We gamers can seem an odd sort to the outside observer, and I think many of us prefer it that way. We are not like other hobbyists. Being a gamer is not the same as being, say, a golfer. Certainly people can become passionate about their pastimes, even to the same kinds of unhealthy degrees gamers commonly chart, but where other people collapse within themselves in their mania, gamers seem to reach out and become part of a much larger and cohesive community. There is something very powerful non-gamers, even those with equally compelling hobbies, don’t get about being a gamer, but what defines the oddity of the gamer is often inexplicable, even within the community.

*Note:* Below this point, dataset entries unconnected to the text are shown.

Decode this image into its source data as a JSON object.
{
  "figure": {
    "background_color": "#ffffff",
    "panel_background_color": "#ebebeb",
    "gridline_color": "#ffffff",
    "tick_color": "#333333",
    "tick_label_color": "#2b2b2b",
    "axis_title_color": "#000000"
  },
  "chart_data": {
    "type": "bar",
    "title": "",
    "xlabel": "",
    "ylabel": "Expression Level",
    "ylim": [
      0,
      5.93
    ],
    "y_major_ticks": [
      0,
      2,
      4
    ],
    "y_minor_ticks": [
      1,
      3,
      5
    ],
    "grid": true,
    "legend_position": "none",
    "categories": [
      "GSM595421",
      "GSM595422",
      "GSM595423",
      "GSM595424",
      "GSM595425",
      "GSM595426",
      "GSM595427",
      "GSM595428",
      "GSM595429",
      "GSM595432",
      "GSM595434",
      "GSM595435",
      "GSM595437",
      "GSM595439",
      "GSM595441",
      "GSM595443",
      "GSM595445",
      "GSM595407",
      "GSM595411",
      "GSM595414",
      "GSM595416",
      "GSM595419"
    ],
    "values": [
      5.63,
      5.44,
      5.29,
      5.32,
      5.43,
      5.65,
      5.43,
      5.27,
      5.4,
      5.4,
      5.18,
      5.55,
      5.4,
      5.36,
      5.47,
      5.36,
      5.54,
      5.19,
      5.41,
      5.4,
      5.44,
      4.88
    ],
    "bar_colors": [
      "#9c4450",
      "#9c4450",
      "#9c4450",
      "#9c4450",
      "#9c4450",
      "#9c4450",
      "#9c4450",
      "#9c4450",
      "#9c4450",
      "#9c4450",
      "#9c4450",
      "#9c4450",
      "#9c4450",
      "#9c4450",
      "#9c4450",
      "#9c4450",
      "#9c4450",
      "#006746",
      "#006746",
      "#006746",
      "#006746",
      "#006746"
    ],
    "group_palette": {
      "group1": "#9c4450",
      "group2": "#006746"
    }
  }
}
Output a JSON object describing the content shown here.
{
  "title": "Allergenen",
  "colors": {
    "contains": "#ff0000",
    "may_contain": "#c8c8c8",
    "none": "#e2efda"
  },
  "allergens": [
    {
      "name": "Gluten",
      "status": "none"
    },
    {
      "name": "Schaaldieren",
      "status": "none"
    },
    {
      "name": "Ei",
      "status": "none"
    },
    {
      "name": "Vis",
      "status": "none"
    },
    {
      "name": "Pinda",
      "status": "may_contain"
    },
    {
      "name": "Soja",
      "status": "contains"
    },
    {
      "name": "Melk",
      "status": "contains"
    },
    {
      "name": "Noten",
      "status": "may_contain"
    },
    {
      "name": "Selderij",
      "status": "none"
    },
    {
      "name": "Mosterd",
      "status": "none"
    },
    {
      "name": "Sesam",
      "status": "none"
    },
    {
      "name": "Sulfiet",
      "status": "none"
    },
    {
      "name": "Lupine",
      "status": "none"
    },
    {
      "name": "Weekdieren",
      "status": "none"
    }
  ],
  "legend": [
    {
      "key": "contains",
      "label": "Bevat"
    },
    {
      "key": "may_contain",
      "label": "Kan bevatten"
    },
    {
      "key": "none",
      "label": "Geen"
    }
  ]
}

It would be easy here to make the predictable gamer/nerd joke, but that stereotype left the building years ago. Gamers are successful, married, employed, well-adjusted and 10,000 other equally contradictory adjectives. To just say what is odd about gamers is gamers are odd is simplistic to the point of absurdity, and so I wonder if there is something instead about what we do rather than who we are that defines us.

I think the answer lies in the community-building nature of our pastime. Gamers have invested their lives into a hobby that, unlike most others, does not weaken its grip in the rocky wasteland of adolescence and remains a calling into adulthood. Gaming is a link not only to our past, but as a high-tech industry, it embraces the technology that can link us together.

Take a game like World of Warcraft. It’s not merely a hobby, like cross-country skiing or golf, something in which one occasionally and casually participates. It encourages players to return, invest more time, build relationships and come to depend upon each other. From the microcosm of individual parties to raids to guilds to alliances and eventually to the macro community of a complete server, everyone’s experiences are irrevocably affected by the surrounding population. It is incredibly difficult to be anything like alone playing the game.

It is an idea that has been developing for nearly a decade, and in the most recent generations has taken center stage.

Microsoft’s decision to integrate Xbox Live into even single-player games lays a foundation for a broader community. Sony’s plans for the advertising-laden Home have a similar feel. Chatting while playing has become so fundamental, from web-based casual gaming to hardcore shooters, that players who choose only the realm of offline gaming seem almost anachronistic.

The web that binds gamers together, as well as to the industry itself, is robust and unique. We are not defined by demographics, and with each year it becomes less reasonable to describe any kind of quintessential gamer. In virtually no other environment might you find 30-something engineers, menopausal homemakers and 12-year-old kids interacting in anonymous and questionably appropriate spaces, joined in the cooperative and competitive acts of play.

We are something of a social experiment, the frontiersmen in one of the first digital landscapes. We are the first example of community separated from our realities, where our perception is self-defined. Even though we do this within the trappings of entertainment, gamers sense that there is something unique about the hobby we explore, and we should take some pleasure in that. At the risk of being passé, I take our joined oddness as a very positive identity.